Published online by Cambridge University Press: 01 February 2010
For a very long time commoners had lived with the possibility and the reality of enclosure but in the middle of the eighteenth century enclosers began to use private Acts of Parliament to enclose whole parishes. Gone was the slow, negotiated process of piecemeal enclosure in which closes or woods were taken out of the system and common rights were abated by general agreement. In its place came a process that dispensed with the need for much agreement and enclosed an entire parish in five to ten years, and when it was done all common right had gone.
We have seen that commoners had always negotiated or resisted enclosure, as they had always negotiated the rules of their shared agriculture. Not surprisingly, some resisted parliamentary enclosure too. Opponents of enclosure had a tradition to call on, a solidarity that had worked well before. But in the end (and for some parishes the end was not until the nineteenth century) they were unsuccessful and enclosure went through. When it did, many small commoners lost land as well as common right.

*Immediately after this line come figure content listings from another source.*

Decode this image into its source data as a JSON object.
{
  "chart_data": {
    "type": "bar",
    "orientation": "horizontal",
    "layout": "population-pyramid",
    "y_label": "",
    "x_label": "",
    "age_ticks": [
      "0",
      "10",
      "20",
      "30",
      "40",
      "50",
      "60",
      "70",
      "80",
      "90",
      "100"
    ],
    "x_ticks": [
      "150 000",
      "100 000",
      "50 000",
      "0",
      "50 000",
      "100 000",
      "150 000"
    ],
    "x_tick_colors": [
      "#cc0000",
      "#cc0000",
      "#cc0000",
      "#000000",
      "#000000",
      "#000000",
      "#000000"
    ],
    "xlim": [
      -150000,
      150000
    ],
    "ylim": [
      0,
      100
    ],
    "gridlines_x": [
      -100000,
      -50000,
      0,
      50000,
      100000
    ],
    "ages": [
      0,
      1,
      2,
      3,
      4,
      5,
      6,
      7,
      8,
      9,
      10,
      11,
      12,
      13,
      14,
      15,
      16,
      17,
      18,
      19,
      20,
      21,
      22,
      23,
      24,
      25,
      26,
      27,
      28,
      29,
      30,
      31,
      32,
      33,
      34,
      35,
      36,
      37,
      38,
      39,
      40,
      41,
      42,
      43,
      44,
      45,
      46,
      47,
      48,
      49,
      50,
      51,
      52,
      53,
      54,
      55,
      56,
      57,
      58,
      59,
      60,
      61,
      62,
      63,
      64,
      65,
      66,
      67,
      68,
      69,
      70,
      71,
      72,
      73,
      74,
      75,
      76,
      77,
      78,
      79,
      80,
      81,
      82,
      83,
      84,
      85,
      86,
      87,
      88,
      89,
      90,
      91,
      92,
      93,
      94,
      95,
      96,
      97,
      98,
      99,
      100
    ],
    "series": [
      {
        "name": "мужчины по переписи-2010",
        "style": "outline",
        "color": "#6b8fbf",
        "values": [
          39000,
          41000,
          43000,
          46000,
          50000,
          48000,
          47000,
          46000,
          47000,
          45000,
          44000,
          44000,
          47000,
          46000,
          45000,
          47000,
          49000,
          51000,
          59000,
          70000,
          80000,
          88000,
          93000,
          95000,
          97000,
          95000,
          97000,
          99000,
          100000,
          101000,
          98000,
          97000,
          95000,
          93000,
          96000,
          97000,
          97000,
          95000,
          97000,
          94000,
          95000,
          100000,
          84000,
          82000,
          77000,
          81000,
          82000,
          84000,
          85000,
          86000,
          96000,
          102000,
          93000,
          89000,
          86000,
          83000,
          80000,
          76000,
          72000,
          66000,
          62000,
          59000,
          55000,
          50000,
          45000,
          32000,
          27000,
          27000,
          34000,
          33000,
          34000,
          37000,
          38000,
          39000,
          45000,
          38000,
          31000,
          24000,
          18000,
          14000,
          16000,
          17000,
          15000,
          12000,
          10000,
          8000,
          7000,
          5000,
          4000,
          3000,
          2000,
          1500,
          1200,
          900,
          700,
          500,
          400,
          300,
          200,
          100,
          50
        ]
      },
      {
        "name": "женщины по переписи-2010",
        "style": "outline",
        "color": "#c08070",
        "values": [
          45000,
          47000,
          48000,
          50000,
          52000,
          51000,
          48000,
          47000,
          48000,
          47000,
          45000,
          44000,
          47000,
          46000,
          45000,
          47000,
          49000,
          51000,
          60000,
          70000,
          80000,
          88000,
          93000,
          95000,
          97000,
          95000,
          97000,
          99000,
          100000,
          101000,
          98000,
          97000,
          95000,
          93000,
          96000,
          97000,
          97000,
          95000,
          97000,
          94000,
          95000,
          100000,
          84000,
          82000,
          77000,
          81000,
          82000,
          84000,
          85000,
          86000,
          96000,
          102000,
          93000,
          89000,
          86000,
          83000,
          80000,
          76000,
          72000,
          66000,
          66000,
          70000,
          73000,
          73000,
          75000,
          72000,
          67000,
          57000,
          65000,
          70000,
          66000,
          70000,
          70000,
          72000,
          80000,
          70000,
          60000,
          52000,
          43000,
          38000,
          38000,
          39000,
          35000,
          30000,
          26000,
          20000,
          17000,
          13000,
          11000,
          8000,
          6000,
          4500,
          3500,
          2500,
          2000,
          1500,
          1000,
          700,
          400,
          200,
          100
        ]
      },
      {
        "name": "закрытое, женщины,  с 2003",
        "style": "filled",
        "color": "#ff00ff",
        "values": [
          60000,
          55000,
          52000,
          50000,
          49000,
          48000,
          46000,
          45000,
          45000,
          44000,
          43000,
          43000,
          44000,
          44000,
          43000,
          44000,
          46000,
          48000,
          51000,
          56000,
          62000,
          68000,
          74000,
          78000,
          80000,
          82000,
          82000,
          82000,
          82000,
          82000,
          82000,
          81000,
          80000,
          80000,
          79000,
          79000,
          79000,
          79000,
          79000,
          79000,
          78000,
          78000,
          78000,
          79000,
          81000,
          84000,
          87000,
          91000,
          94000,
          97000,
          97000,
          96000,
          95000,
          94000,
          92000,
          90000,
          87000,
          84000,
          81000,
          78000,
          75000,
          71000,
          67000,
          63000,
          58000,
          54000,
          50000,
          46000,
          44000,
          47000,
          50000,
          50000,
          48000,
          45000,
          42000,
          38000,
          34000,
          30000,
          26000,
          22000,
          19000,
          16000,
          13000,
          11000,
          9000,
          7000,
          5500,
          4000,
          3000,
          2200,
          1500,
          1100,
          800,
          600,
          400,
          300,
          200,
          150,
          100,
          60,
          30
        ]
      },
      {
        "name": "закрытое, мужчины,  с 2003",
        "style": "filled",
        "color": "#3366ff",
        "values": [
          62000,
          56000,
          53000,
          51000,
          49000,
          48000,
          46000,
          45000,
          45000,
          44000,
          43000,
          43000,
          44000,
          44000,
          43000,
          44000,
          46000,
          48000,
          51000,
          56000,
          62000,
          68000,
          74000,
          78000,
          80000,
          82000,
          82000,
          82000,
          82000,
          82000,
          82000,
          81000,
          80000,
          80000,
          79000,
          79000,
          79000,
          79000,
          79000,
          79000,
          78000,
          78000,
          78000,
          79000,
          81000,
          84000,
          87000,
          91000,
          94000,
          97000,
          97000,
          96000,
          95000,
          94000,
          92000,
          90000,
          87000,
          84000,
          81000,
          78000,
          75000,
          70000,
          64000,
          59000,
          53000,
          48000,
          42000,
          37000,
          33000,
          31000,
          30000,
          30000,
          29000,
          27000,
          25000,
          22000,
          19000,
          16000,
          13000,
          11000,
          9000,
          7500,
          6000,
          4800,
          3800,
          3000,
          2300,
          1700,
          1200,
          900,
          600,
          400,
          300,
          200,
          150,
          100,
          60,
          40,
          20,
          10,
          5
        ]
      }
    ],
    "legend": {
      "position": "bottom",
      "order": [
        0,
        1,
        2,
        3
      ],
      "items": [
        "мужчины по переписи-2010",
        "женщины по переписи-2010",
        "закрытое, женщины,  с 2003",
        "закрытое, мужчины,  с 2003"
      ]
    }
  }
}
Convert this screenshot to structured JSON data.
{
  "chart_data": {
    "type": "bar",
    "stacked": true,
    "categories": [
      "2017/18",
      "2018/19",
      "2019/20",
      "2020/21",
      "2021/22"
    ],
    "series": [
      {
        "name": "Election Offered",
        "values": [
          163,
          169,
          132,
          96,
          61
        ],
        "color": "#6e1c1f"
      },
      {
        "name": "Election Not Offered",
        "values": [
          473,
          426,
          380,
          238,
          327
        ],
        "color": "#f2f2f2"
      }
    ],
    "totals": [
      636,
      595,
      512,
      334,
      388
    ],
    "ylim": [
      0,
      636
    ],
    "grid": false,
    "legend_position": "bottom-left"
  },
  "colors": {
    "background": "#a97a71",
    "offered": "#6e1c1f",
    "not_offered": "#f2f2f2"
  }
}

Resistance, changes in landholding, and their significance, are the subjects of the second half of this book.
I want to begin by looking at two Midland common-field villages that were enclosed by Act of Parliament in the eighteenth century: West Haddon and Burton Latimer. They illustrate an argument made earlier: that hill and vale parishes, though not areas of abundant common waste like the fenland or forest, might still support a commoning economy until enclosure.